After the Civil War, Fort Garland housed “Buffalo Soldiers”—African-American cavalry regiments—as well as Anglo and Hispaño troops, who policed the interactions between Utes, settlers, and miners. After the Utes were forced to move to a reservation, the need for troops declined. And once the railroad came to the region, the fort was no longer needed as a center for commerce. It was decommissioned in 1883, and many of its buildings deteriorated beyond repair or were demolished. Local preservationists campaigned to save the remaining structures, and the Colorado Historical Society (now History Colorado) acquired the site in 1945. Artisans patched and plastered walls and inserted new adobe bricks where necessary.
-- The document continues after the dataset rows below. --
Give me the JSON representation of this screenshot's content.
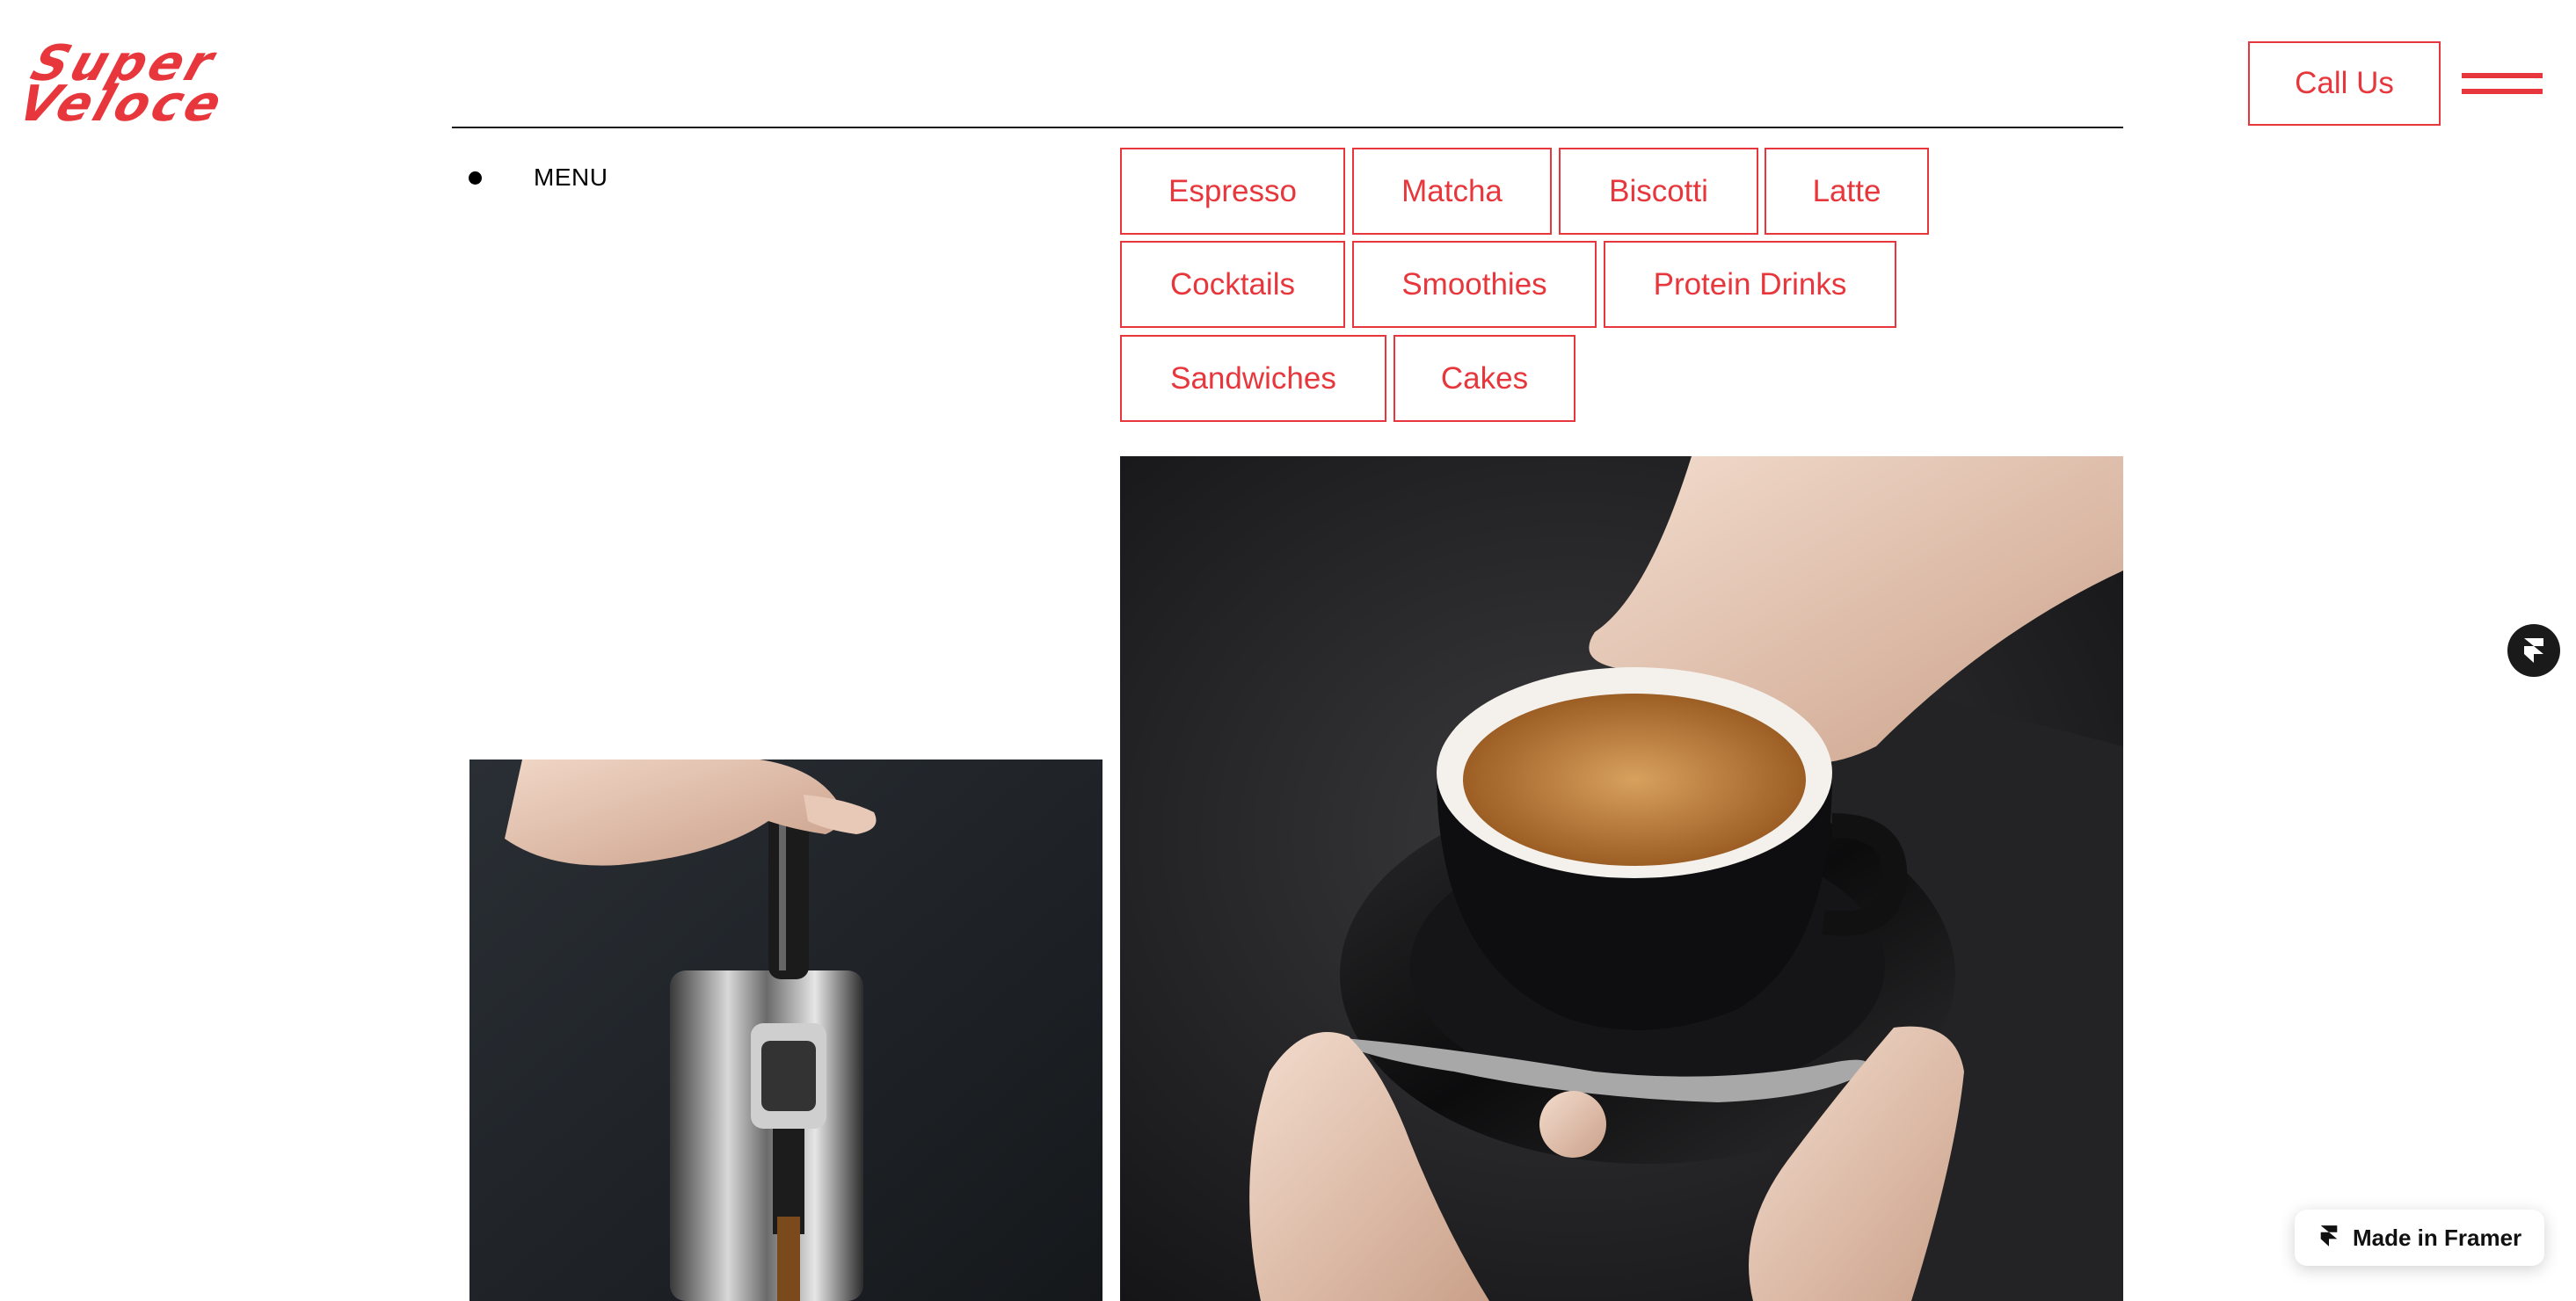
{
  "brand": {
    "line1": "Super",
    "line2": "Veloce",
    "accent_color": "#e8373c"
  },
  "header": {
    "call_label": "Call Us",
    "menu_icon": "hamburger-icon"
  },
  "menu": {
    "label": "MENU"
  },
  "categories": [
    "Espresso",
    "Matcha",
    "Biscotti",
    "Latte",
    "Cocktails",
    "Smoothies",
    "Protein Drinks",
    "Sandwiches",
    "Cakes"
  ],
  "framer": {
    "floating_icon": "framer-logo-icon",
    "badge_label": "Made in Framer"
  }
}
But this initial restoration was just the beginning.
Anita McDaniel, director of the Fort Garland Museum, joins me on the parade ground, pointing out recent re-plastering work on the adobe buildings. The spring of 2015 brought torrential rainfall to southern Colorado, wreaking havoc on the fort. “Adobe preservation is a process, not a one-time thing,” McDaniel says.
I’m still thinking about this comment as I drive into Fort Union. Unlike the others, Fort Union’s adobe structures are maintained in a state of ruin. Their wall fragments jut out of the New Mexico prairie, brick-red and massive.
In 1863, in the middle of the Civil War, Union troops worked with several hundred civilians, including many Hispaño laborers, to build this 100-acre compound on the edge of the Santa Fe Trail. It was the third iteration of a fort initially built from logs between 1851 and 1861, and then made out of still-standing earthen mounds between 1861 and 1862. The “third fort” held living quarters, storehouses, and corrals, as well as an adobe-and-stone hospital complex that served the entire region.
After being abandoned in 1891, it disintegrated into the prairie. The ruins remain in situ because the legislation that created Fort Union National Monument in 1954 provided for the preservation of the buildings’ remnants, but not their restoration.
The adobe wall fragments have no protection from rainfall, and the sheer amount of surface area—more than 290,000 square feet—makes deterioration difficult to monitor. Roger Portillo is always searching for the perfect mix of adobe and chemicals that will adhere to the walls and protect the original bricks from wind and water, but also allow them to expand and contract. “Adobe needs to breathe,” he says. He has had some success with an acrylic polymer called Rhoplex E-330, but even this overcoat deteriorates with time.
“Adobe preservation is a process, not a one-time thing”
Anita McDaniel
Fort Union, Fort Garland, and Bent’s Old Fort each sit among miles and miles of undulating grasslands dotted with scrub brush and frequented by herds of antelope. But their isolation has served them well. Because they are so far from urban centers and sprawling suburbs, they still exist to tell the modern-day tale of people fighting with the elements to save the material remnants of the past.
On my way out of Fort Union, I try to imagine what it must have been like to see it for the first time, rounding a bend in the Santa Fe Trail in a wagon, looking forward to a night spent inside its walls after weeks on the road. As I head back toward the highway, I can see the adobe ruins in my rear-view mirror, still gathering the warmth of the sun’s rays.
Megan Kate Nelson is a writer and historian who has contributed to The New York Times Disunion blog, The Chronicle of Higher Education, and Civil War Times. She grew up in Colorado and is working on a book about the Civil War in the Southwest.